The Bikeriders premiered as the opening film of the 50th Telluride Film Festival on August 31, 2023. It was originally scheduled to be theatrically released on December 1, 2023, by 20th Century Studios, to make time for awards season, but it was taken off the release schedule in July due to the SAG-AFTRA strike (July–November 2023), which prevented the cast from promoting the film. Industry sources also cited Renaissance: A Film by Beyoncé opening on the same day and New Regency's The Creator (2023) performing poorly in theaters during the strike as reasons for the delay. Following this, on November 20 that year, New Regency was reportedly shopping the film to rival studios and streamers for release instead.

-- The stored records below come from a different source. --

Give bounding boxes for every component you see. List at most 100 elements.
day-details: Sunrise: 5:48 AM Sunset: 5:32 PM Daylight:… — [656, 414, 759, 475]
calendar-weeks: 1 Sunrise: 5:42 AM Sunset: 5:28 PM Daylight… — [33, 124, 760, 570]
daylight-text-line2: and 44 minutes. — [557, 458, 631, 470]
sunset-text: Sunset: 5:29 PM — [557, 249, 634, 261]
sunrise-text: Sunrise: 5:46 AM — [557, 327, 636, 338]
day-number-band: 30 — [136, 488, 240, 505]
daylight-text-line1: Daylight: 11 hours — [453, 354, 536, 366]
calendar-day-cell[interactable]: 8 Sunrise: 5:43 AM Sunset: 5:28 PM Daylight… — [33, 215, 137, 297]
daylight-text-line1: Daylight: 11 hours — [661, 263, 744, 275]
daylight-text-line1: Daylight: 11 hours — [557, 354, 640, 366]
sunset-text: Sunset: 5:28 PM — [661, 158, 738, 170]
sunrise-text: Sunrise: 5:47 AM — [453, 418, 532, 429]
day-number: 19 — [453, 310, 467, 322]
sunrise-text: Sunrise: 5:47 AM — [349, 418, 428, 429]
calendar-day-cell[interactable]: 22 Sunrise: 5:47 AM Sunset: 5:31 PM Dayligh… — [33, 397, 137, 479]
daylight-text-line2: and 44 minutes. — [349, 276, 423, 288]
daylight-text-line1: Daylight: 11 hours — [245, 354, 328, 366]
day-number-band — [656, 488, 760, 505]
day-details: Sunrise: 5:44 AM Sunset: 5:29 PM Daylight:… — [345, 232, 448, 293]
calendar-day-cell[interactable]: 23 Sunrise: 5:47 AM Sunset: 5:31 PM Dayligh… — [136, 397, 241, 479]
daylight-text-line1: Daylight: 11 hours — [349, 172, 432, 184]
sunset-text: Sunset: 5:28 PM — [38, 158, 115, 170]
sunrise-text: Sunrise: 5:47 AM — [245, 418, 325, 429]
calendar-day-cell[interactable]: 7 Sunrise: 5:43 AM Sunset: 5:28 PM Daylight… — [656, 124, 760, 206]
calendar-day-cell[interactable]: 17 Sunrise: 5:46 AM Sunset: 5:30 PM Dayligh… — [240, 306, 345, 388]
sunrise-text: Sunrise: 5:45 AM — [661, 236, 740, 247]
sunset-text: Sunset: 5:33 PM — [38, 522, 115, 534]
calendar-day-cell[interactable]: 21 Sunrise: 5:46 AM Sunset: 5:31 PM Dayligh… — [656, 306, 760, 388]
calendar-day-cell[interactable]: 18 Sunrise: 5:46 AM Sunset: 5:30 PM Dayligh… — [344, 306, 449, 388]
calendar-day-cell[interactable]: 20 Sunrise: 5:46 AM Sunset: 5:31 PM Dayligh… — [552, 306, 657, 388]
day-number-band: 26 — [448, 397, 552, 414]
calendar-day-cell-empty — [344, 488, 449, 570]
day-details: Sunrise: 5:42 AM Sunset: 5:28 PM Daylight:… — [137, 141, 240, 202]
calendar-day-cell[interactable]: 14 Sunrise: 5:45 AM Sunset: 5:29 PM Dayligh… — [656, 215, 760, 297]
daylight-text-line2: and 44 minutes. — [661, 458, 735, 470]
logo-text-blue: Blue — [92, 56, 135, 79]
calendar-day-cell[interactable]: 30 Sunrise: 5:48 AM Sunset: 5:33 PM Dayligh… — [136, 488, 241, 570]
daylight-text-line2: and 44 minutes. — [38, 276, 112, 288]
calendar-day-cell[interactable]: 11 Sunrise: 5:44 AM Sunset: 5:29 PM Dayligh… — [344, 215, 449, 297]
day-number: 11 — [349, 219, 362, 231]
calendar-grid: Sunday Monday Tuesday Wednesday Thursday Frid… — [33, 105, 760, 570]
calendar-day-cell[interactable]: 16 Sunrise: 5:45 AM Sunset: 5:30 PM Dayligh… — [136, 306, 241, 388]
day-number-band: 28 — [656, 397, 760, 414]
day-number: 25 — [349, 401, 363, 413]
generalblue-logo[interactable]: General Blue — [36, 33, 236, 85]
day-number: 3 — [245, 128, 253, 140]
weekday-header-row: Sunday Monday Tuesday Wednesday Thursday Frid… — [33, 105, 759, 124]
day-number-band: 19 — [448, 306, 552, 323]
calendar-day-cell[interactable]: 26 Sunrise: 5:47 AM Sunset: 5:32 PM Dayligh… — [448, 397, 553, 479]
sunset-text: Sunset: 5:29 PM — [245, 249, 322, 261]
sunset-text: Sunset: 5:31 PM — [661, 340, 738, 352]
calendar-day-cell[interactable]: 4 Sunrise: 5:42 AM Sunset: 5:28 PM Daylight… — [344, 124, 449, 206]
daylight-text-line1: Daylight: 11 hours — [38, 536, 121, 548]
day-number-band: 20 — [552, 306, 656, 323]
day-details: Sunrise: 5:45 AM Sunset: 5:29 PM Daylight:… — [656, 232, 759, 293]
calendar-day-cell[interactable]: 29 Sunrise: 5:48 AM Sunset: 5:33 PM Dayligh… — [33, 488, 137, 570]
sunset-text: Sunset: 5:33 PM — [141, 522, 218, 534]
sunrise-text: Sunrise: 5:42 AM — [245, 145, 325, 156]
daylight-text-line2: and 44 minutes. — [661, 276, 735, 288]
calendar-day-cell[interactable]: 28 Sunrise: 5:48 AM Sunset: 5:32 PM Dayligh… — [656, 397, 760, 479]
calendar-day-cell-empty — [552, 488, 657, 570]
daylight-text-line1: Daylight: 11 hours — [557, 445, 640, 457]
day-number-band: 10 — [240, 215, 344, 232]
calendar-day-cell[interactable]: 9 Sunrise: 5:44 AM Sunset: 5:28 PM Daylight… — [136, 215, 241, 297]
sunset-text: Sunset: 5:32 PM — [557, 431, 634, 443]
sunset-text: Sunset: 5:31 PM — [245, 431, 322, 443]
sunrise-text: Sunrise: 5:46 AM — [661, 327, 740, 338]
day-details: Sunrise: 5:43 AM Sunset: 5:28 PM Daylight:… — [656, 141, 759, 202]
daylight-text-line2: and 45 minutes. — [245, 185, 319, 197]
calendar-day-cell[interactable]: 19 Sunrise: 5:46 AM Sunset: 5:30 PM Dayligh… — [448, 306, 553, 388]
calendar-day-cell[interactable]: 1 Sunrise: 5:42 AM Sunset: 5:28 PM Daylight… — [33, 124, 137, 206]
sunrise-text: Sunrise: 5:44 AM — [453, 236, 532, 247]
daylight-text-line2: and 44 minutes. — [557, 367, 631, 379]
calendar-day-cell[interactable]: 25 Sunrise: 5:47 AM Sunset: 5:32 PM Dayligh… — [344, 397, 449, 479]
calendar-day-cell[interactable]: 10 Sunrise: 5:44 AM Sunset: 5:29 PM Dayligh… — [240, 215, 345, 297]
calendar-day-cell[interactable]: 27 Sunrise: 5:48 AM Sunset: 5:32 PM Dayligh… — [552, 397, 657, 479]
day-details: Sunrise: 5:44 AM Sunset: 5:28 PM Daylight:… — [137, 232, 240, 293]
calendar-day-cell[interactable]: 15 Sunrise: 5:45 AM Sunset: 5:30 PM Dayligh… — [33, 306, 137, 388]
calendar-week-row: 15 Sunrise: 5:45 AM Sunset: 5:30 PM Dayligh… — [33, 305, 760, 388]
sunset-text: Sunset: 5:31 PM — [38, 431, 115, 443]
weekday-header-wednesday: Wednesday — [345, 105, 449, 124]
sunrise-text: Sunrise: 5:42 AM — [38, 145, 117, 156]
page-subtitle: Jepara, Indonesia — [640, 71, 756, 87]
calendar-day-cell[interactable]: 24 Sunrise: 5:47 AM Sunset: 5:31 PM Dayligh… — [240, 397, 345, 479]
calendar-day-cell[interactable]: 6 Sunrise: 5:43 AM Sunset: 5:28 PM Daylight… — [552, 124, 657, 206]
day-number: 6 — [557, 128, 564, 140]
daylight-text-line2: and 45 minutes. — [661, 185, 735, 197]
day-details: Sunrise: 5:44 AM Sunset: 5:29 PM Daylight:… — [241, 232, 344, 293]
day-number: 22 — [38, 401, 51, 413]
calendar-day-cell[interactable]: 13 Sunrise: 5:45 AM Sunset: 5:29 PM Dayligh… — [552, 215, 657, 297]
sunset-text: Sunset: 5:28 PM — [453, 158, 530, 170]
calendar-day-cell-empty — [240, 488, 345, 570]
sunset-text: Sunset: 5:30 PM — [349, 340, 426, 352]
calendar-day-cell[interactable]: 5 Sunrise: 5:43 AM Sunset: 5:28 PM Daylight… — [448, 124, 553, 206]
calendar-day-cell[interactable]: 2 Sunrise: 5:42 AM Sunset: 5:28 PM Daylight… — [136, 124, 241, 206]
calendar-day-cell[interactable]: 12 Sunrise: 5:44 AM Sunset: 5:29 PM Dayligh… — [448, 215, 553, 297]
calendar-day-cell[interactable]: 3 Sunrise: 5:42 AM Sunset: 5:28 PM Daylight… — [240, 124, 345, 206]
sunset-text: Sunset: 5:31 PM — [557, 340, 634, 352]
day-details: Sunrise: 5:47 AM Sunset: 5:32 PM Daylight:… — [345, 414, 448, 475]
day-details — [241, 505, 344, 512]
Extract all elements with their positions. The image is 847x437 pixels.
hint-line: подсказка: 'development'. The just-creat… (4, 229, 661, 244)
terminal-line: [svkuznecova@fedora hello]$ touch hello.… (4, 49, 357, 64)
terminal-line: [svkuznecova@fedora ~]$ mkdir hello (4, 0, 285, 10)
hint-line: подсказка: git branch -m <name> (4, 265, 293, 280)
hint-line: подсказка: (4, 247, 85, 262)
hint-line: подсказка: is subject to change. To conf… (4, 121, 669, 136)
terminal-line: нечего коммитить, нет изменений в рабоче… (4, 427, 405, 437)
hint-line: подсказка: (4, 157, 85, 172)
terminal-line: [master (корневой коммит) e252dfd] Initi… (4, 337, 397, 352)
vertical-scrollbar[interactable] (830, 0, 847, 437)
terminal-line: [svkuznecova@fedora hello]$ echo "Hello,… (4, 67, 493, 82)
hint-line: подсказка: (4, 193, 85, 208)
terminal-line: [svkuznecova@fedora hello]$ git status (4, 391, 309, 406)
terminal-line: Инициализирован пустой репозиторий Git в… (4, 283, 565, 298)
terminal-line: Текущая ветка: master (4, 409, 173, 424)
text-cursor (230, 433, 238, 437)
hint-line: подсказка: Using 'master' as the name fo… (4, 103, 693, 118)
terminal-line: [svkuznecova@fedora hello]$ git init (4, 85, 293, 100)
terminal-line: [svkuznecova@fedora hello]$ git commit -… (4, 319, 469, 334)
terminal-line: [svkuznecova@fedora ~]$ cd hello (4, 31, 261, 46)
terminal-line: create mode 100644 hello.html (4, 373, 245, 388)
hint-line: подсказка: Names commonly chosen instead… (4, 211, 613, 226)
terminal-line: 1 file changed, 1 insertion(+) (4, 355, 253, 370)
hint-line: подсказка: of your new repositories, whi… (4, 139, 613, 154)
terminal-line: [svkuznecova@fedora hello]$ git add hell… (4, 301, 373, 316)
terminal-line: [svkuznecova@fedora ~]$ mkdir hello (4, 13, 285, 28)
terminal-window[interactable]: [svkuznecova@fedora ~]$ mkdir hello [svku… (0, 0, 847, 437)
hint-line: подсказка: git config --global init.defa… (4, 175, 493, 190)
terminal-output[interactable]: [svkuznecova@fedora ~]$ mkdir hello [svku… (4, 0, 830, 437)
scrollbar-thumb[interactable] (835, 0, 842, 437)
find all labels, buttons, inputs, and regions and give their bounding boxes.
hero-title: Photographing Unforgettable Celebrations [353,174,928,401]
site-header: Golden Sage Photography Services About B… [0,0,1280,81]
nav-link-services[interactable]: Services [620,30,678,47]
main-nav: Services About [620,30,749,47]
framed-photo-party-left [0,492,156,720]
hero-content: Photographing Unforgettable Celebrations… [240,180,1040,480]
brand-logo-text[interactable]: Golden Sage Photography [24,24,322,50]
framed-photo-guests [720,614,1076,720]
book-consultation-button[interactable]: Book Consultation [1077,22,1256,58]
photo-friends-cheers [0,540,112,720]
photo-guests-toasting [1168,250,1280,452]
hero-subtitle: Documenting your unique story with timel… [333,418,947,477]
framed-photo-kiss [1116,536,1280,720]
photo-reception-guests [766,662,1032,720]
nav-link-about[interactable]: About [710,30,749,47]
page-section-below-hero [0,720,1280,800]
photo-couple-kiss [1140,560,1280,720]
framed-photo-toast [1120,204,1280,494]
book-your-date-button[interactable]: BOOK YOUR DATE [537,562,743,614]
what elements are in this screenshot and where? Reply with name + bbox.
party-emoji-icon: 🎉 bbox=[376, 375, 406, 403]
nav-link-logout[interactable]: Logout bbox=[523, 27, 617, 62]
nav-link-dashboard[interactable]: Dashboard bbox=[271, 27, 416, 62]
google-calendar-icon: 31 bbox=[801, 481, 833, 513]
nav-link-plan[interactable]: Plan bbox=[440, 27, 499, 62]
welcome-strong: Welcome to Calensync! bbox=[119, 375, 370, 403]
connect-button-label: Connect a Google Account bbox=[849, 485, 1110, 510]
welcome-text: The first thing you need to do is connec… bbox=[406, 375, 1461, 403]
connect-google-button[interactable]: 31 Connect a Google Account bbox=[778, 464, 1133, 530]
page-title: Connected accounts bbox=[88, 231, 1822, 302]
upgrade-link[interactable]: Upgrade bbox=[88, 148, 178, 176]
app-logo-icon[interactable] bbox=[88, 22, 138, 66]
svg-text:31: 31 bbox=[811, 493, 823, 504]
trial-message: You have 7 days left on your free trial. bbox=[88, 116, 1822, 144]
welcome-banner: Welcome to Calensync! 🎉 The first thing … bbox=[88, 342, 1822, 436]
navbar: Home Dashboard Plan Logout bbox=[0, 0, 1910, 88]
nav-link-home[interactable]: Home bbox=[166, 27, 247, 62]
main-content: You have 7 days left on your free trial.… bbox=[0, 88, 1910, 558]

Two days later, Focus Features acquired the distribution rights, with its parent Universal Pictures distributing internationally. New Regency chose Focus Features because of their previous collaboration on The Northman, which became profitable despite box office disappointment. In December 2023, Focus Features scheduled the film for a theatrical release in the United States on June 21, 2024. Regarding the film's promotion, Deadline Hollywood noted that after The Bikeriders transferred from 20th Century Studios (owned by Disney) to Focus, the original marketing campaign centered around Comer was altered to focus on Butler and Hardy; opening weekend audiences leaned male. Focus covered half of the film's $30–40 million production cost and was reportedly "on the hook" for print and advertising (P&A) expenses.

== Reception ==
=== Box office ===
The Bikeriders grossed $21.7 million in the United States and Canada, and $14.5 million in other territories, for a worldwide total of $36.3 million.

In the United States and Canada, The Bikeriders was released alongside The Exorcism and Thelma, and was projected to gross $8–10 million from 2,665 theaters in its opening weekend. It ended up debuting to $9.7 million, finishing in third behind holdovers Inside Out 2 and Bad Boys: Ride or Die. In its second and third weekends the film made $3.3 million and $1.3 million, respectively.

=== Critical response ===
 Metacritic, which uses a weighted average, assigned the film a score of 70 out of 100, based on 53 critics, indicating "generally favorable" reviews. Audiences surveyed by CinemaScore gave the film an average grade of "B" on an A+ to F scale, while those polled by PostTrak gave it a 73% positive score.